Opinion

Compass

Turkey’s crisis is not about Erdogan

Nader Mousavizadeh
Jun 14, 2013 19:29 UTC

The decision by Turkish authorities to send the riot police in to clear Taksim Square — while expressing a more conciliatory tone in a meeting between the prime minister and a delegation of Taksim activists — is a high-stakes gamble at a moment of genuine vulnerability for the country. However, the thinly disguised glee with which the protests against the prime minister’s domineering rule have been met by observers in the West is as politically shortsighted as it is strategically misguided. That Recep Tayyip Erdogan has brought much of his recent troubles on himself — with his imperial manner and his government’s creeping encroachment on the civil and political liberties of his citizens — is evident even to many of his supporters. He and his thrice-victorious party now have an essential task of dialogue and engagement ahead of them, in order to ensure that what remains a fairly limited protest movement does not escalate further and undermine the momentum enjoyed by the Turkish republic.

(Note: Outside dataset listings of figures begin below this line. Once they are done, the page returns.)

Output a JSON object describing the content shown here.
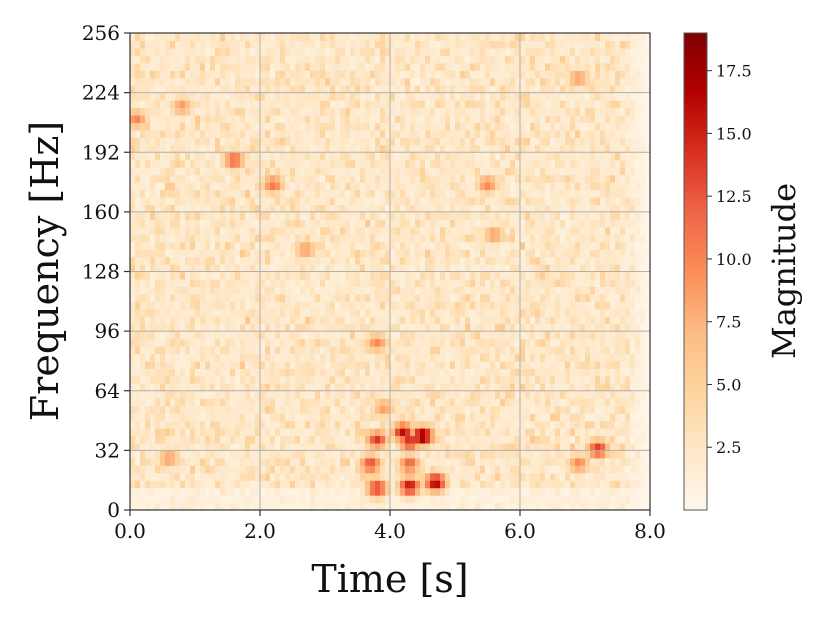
{
  "chart_data": {
    "type": "heatmap",
    "title": "",
    "xlabel": "Time [s]",
    "ylabel": "Frequency [Hz]",
    "xlim": [
      0.0,
      8.0
    ],
    "ylim": [
      0,
      256
    ],
    "xticks": [
      "0.0",
      "2.0",
      "4.0",
      "6.0",
      "8.0"
    ],
    "yticks": [
      "0",
      "32",
      "64",
      "96",
      "128",
      "160",
      "192",
      "224",
      "256"
    ],
    "grid": true,
    "colormap": "OrRd",
    "colors": [
      "#fff7ec",
      "#fee8c8",
      "#fdd49e",
      "#fdbb84",
      "#fc8d59",
      "#ef6548",
      "#d7301f",
      "#b30000",
      "#7f0000"
    ],
    "colorbar": {
      "label": "Magnitude",
      "range": [
        0,
        19
      ],
      "ticks": [
        "2.5",
        "5.0",
        "7.5",
        "10.0",
        "12.5",
        "15.0",
        "17.5"
      ]
    },
    "background_magnitude": 3.5,
    "active_time_range": [
      0.0,
      7.6
    ],
    "hotspots": [
      {
        "t": 0.1,
        "f": 210,
        "magnitude": 10
      },
      {
        "t": 0.8,
        "f": 217,
        "magnitude": 9
      },
      {
        "t": 1.6,
        "f": 188,
        "magnitude": 12
      },
      {
        "t": 2.2,
        "f": 175,
        "magnitude": 11
      },
      {
        "t": 0.6,
        "f": 28,
        "magnitude": 9
      },
      {
        "t": 3.8,
        "f": 38,
        "magnitude": 14
      },
      {
        "t": 4.2,
        "f": 42,
        "magnitude": 16
      },
      {
        "t": 4.5,
        "f": 40,
        "magnitude": 19
      },
      {
        "t": 4.3,
        "f": 37,
        "magnitude": 15
      },
      {
        "t": 3.7,
        "f": 25,
        "magnitude": 13
      },
      {
        "t": 4.3,
        "f": 25,
        "magnitude": 12
      },
      {
        "t": 3.8,
        "f": 12,
        "magnitude": 14
      },
      {
        "t": 4.3,
        "f": 13,
        "magnitude": 16
      },
      {
        "t": 4.7,
        "f": 15,
        "magnitude": 17
      },
      {
        "t": 3.8,
        "f": 90,
        "magnitude": 10
      },
      {
        "t": 3.9,
        "f": 55,
        "magnitude": 9
      },
      {
        "t": 7.2,
        "f": 33,
        "magnitude": 14
      },
      {
        "t": 6.9,
        "f": 25,
        "magnitude": 10
      },
      {
        "t": 5.5,
        "f": 175,
        "magnitude": 10
      },
      {
        "t": 6.9,
        "f": 232,
        "magnitude": 9
      },
      {
        "t": 5.6,
        "f": 148,
        "magnitude": 9
      },
      {
        "t": 2.7,
        "f": 140,
        "magnitude": 9
      }
    ]
  }
}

For the West, however, two equally important tests have presented themselves: can it calibrate its concern for domestic political liberties in Turkey with an adequate appreciation of the economic and geopolitical value that the country provides? And is it willing to accommodate more generally — and more lastingly — an alternative model of a globalized, economically thriving democracy that nevertheless ascribes profound value to its religious and cultural heritage?

For all his success and standing, Erdogan was never, in the minds of most Westerners, “our kind of leader.” Proudly Muslim; resentful of the casual and damaging racism long directed at his country and his people by a standoffish Europe; and fiercely nationalistic in his attempt to carve out a Third Way of Islamist capitalist democracy, Erdogan’s success was often seen more as a rebuke to the West than a welcome demonstration of a Muslim society’s ability to combine modernity with national identity, religious devotion with commercial vibrancy, NATO membership with an independent foreign policy.

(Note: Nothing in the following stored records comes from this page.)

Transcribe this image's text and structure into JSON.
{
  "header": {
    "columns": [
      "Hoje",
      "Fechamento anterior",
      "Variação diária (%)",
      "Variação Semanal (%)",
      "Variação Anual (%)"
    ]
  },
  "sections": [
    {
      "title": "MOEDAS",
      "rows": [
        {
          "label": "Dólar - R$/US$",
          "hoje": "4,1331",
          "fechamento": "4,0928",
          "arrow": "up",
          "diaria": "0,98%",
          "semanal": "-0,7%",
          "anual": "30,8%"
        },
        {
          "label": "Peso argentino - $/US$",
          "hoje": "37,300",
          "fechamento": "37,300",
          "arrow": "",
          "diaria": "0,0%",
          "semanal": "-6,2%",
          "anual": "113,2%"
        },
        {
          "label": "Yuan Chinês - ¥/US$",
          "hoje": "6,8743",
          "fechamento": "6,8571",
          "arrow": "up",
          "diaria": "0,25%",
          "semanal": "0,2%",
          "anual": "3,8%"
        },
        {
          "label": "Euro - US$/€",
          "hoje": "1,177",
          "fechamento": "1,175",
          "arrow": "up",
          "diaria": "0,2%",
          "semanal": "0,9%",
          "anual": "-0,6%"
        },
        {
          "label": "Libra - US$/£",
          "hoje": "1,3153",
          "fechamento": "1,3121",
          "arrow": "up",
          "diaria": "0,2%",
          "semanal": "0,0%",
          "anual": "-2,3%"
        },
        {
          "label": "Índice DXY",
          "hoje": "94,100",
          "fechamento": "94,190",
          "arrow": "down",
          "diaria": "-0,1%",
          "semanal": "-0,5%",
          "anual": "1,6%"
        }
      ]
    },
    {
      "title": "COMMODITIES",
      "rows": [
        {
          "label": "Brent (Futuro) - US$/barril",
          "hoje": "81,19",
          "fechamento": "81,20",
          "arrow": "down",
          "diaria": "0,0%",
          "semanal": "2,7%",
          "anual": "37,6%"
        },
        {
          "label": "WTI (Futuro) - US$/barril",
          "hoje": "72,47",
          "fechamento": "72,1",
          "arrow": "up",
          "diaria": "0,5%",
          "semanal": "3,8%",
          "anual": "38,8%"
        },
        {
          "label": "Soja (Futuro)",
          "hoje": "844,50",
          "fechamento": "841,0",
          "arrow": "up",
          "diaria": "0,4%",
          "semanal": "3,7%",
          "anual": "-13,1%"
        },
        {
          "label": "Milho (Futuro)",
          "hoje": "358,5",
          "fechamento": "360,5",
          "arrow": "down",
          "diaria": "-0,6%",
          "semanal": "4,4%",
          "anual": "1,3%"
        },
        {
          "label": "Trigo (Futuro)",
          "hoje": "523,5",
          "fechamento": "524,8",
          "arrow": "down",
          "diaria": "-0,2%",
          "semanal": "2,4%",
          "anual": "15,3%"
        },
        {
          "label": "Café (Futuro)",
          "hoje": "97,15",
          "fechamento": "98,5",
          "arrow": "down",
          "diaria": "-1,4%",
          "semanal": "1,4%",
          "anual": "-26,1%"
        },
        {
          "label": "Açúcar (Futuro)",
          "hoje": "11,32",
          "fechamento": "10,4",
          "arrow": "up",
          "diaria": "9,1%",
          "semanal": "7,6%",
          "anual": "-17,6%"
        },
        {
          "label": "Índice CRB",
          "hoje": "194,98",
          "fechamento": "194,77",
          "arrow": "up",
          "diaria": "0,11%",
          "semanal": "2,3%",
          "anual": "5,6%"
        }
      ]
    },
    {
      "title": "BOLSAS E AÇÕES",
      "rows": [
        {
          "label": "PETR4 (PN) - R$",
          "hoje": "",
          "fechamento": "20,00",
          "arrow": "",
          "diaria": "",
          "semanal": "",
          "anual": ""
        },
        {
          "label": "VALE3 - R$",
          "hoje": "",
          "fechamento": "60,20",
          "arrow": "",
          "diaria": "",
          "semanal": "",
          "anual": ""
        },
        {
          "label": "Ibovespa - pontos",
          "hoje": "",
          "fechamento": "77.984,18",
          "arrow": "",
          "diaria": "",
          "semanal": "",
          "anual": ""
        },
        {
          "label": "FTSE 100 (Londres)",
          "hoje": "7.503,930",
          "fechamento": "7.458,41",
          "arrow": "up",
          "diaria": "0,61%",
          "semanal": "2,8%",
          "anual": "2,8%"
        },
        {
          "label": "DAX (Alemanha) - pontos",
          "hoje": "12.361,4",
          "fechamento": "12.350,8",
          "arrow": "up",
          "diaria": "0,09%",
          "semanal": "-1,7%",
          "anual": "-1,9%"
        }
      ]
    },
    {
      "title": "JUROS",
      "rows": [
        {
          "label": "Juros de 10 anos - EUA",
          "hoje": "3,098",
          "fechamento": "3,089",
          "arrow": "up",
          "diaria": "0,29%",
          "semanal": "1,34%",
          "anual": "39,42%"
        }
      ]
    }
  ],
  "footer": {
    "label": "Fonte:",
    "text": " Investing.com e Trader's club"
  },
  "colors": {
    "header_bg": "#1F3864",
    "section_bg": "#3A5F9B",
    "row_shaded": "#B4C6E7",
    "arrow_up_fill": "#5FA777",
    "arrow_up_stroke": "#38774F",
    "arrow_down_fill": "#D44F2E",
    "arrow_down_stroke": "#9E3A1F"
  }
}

It is a measure of the still-resilient illusion of a Western-defined process of globalization that the right kind of emerging markets leaders — and their politics — should look and sound like ours. Well, Erdogan doesn’t and won’t. Nor did Lula of Brazil. And nor will President Xi Jinping of China, something made plain under the surface of pleasantries at last weekend’s summit with President Obama.

The Turkish model was never as flawless or widely applicable as its proponents made it out to be. Tarnished, however, as it is today by over-zealous police enforcement in the streets of Istanbul and the arrogant reaction of a bewildered leadership with a sterling record of electoral success and economic growth, the danger is that the world now loses sight of just how valuable Turkey’s example remains to global politics as well as economics.

Peril and paranoia in the new Middle East

Nader Mousavizadeh
Nov 28, 2011 17:47 UTC

The year of the Arab Awakening is drawing to a close with an ominous air of peril and paranoia hanging over the Middle East. A movement of genuine promise for more legitimate and accountable government for the peoples of the Arab world is in danger of being overwhelmed by the forces of tyranny, corruption, fundamentalism and conflict. From Syria to Egypt to Libya, Palestine, Israel and Iran, resistance to peaceful change is manifesting itself in ways new and old – and all in the context of a global re-alignment of power that few in the region yet recognize. Preventing the four central challenges of the Middle East – Iran, the Arab Awakening, Energy Security, and the Israeli-Palestinian conflict – from turning into conflicts with global implications will be a task far more for the countries of the region themselves than at any time in recent memory. For this new reality the parties are almost completely unprepared.

This was confirmed during a visit last week to the Gulf where the collapse of trust between adversaries – as well as allies – was on stark display. Arab leaders expressed as much distrust of each other as they did of their ascendant rivals, the Persians and the Turks. The minimum demands of the Palestinians are as distant as ever from the maximum on offer from the Israeli government. And for a number of regional leaders buffeted by the extraordinary changes forced by popular movements from Syria to Tunisia, a key lesson appears to be lesser, not greater, openness to representative government. The Middle East, more than any other region of the world, gives validity to the old joke that even paranoid schizophrenics have enemies. But to the very real perils arising from deeply divergent interests among Arabs, Turks, Persians and Israelis is now added a degree of heightened paranoia that threatens to multiply the perils with consequences reaching far beyond the region itself.

Critical to understanding the new strategic landscape is an appreciation of the degree to which the United States – since Suez, the arbiter of war and peace in the Middle East – is on course for a long-term disentanglement from the cares and conflicts of the region. While its commitment to Israel certainly – and to its Arab allies less so – long has been more than just a matter of security, it is evident that a Middle East less critical as a source of oil will be one less able to claim the extraordinary expenditure of blood and treasure made by America over the past half-century. As a consequence of technological advances leading to new discoveries and new sources of oil and gas, the next oil shock will likely be one more defined by the growing irrelevance of the Middle East to the United States – however much the region’s ability to disrupt international oil markets will remain.